Both looked dangerous; and the silence lasted for a measurable interval of time. Then she made haste to have the first word; and with a laugh that rang clear and honest, ‘Do not be a child,’ she said. ‘I wonder at you. If your assurances are true, you can have no reason to mistrust me, nor I to play you false. The difficulty is to get the Prince out of the palace without scandal. His valets are devoted; his chamberlain a slave; and yet one cry might ruin all.’

‘They must be overpowered,’ he said, following her to the new ground, ‘and disappear along with him.’

‘And your whole scheme along with them!’ she cried. ‘He does not take his servants when he goes a-hunting: a child could read the truth. No, no; the plan is idiotic; it must be Ratafia’s. But hear me. You know the Prince worships me?’

‘I know,’ he said. ‘Poor Featherhead, I cross his destiny!’

‘Well now,’ she continued, ‘what if I bring him alone out of the palace, to some quiet corner of the Park – the Flying Mercury, for instance? Gordon can be posted in the thicket; the carriage wait behind the temple; not a cry, not a scuffle, not a footfall; simply, the Prince vanishes! – What do you say? Am I an able ally? Are my beaux yuex of service? Ah, Heinrich, do not lose your Anna! – she has power!’

He struck with his open hand upon the chimney. ‘Witch!’ he said, ‘there is not your match for devilry in Europe. Service! the thing runs on wheels.’

‘Kiss me, then, and let me go. I must not miss my Featherhead,’ she said.

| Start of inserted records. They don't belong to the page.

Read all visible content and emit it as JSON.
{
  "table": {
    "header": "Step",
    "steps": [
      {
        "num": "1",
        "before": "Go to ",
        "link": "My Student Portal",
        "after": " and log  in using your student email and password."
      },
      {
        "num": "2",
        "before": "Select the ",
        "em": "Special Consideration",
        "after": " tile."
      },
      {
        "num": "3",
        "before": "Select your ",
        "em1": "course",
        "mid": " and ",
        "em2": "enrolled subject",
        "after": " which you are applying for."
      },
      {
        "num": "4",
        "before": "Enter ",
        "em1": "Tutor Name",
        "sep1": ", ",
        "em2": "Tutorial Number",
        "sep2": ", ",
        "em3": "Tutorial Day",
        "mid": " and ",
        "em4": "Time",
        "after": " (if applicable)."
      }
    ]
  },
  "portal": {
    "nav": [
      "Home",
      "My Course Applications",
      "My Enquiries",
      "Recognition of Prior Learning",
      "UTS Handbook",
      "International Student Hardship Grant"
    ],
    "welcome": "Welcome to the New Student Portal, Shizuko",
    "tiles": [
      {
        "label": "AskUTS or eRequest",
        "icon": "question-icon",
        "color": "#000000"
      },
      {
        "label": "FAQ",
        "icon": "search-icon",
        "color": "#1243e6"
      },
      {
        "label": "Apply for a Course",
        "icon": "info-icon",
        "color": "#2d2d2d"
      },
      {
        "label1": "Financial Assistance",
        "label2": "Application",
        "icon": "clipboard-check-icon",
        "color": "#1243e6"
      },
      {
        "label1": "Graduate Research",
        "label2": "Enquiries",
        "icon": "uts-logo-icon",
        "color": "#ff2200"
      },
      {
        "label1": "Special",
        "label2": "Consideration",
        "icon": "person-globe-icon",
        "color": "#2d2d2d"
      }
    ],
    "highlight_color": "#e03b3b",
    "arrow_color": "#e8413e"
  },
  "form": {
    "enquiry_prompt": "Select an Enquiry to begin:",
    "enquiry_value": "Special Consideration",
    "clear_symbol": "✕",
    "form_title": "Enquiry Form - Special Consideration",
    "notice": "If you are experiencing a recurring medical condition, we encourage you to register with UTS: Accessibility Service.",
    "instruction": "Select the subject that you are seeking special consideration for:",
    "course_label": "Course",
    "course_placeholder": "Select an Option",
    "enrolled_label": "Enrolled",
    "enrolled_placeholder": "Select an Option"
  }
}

‘Stay, stay,’ said the Baron; ‘not so fast. I wish, upon my soul, that I could trust you; but you are, out and in, so whimsical a devil that I dare not. Hang it, Anna, no; it’s not possible!’

‘You doubt me, Heinrich?’ she cried.

‘Doubt is not the word,’ said he. ‘I know you. Once you were clear of me with that paper in your pocket, who knows what you would do with it? – not you, at least – nor I. You see,’ he added, shaking his head paternally upon the Countess, ‘you are as vicious as a monkey.’

‘I swear to you,’ she cried, ‘by my salvation.. ‘

‘I have no curiosity to hear you swearing,’ said the Baron.

‘You think that I have no religion? You suppose me destitute of honour. Well,’ she said, ‘see here: I will not argue, but I tell you once for all: leave me this order, and the Prince shall be arrested – take it from me, and, as certain as I speak, I will upset the coach. Trust me, or fear me: take your choice.’ And she offered him the paper.

The Baron, in a great contention of mind, stood irresolute, weighing the two dangers. Once his hand advanced, then dropped. ‘Well,’ he said, ‘since trust is what you call it.’